BaGet icon indicating copy to clipboard operation
BaGet copied to clipboard

[WIP]: Add Type decompilation services

Open LordMike opened this issue 7 years ago • 12 comments

Adds assembly decompilation to get an object representing the package or assembly in question. Uses Mono.Cecil to read the IL code, and ILSpy's decompiler to convert IL code in to C# code -- all in all avoiding loading of the assemblies into the host process.

Decompilation

  • Types (names of types)
  • Methods, Constructors (return type, name)
  • Properties, Fields, Events (return type, name)
  • C# declaration of above elements, e.g.: public void MyMethod(string somevalue);

Is by no means complete, but more information can be extracted as needed.

Source code

I've created a little interface to post-populate the decompiled assembly with source code. The idea is to have multiple ways of fetching the sources, in some preferred order, for example:

  • Embedded sources in pdb (possible in portable pdb's? EmbedAllSources ?)
  • Embedded sources in Nupkg archive (src/..)
  • SourceLink sources from the internet (read sourcelink json from pdb, somehow link types to C# files, fetch those files ..)
  • Decompiled sources from IL code <-- I've made this one

Usage, right now

I've not created any code to link it to BaGet yet. But right now, you could run the decompiler like such:

using (var reader = new PackageArchiveReader(@".\TMDbLib.1.3.2-alpha.symbols.nupkg"))
{
    var res = new NugetDecompilerService(new AssemblyDecompilerService()).AnalyzePackage(reader);

    // use res
}

Part of #140

LordMike avatar Dec 05 '18 23:12 LordMike

So. In order to obtain signatures for members and types (like public class SomeClass), I upgraded the CSharp Decompiler project to the new prerelease, version 4.x.

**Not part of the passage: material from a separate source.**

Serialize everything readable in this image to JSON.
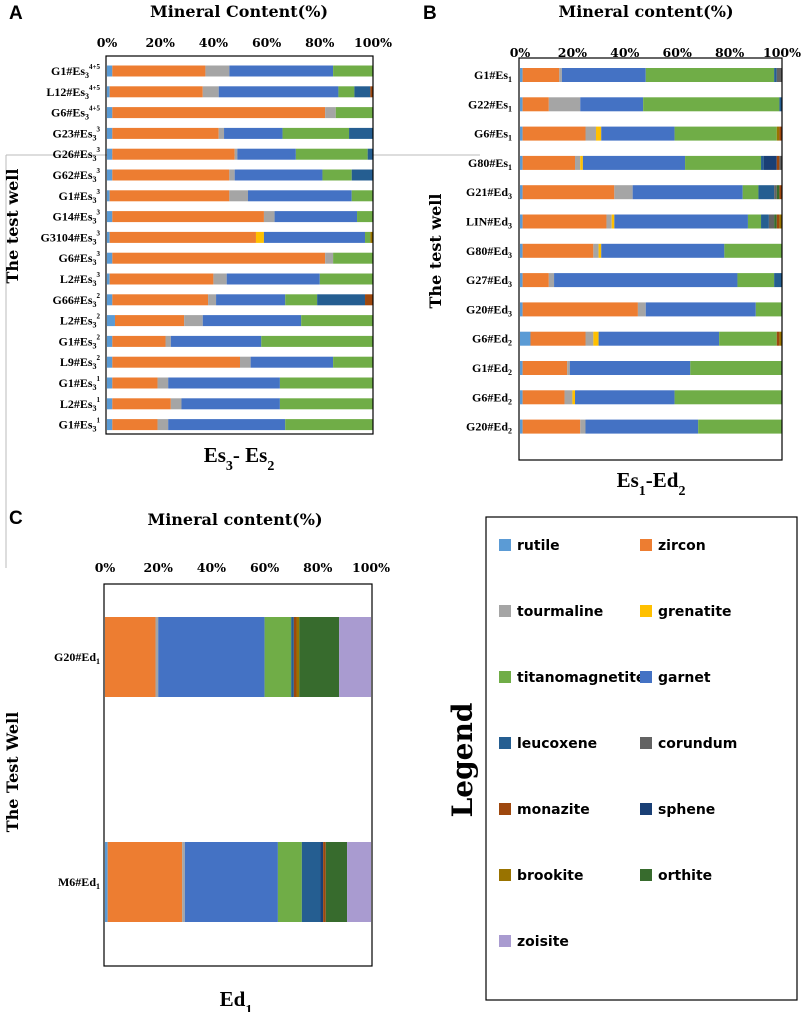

Doing so cut out Cecil for decompilation, and boom, major speedup. For practically the same code, NEST took 5+ minutes on the old versions, while it now takes a few seconds. So. That's cool :)

LordMike avatar Dec 15 '18 19:12 LordMike

So, @loic-sharma, I've got the decompilation in place. There's a lot to do with regards to pulling out documentation and whatnot, but the core is in place.

How would a type-searching-source-code-something service look like?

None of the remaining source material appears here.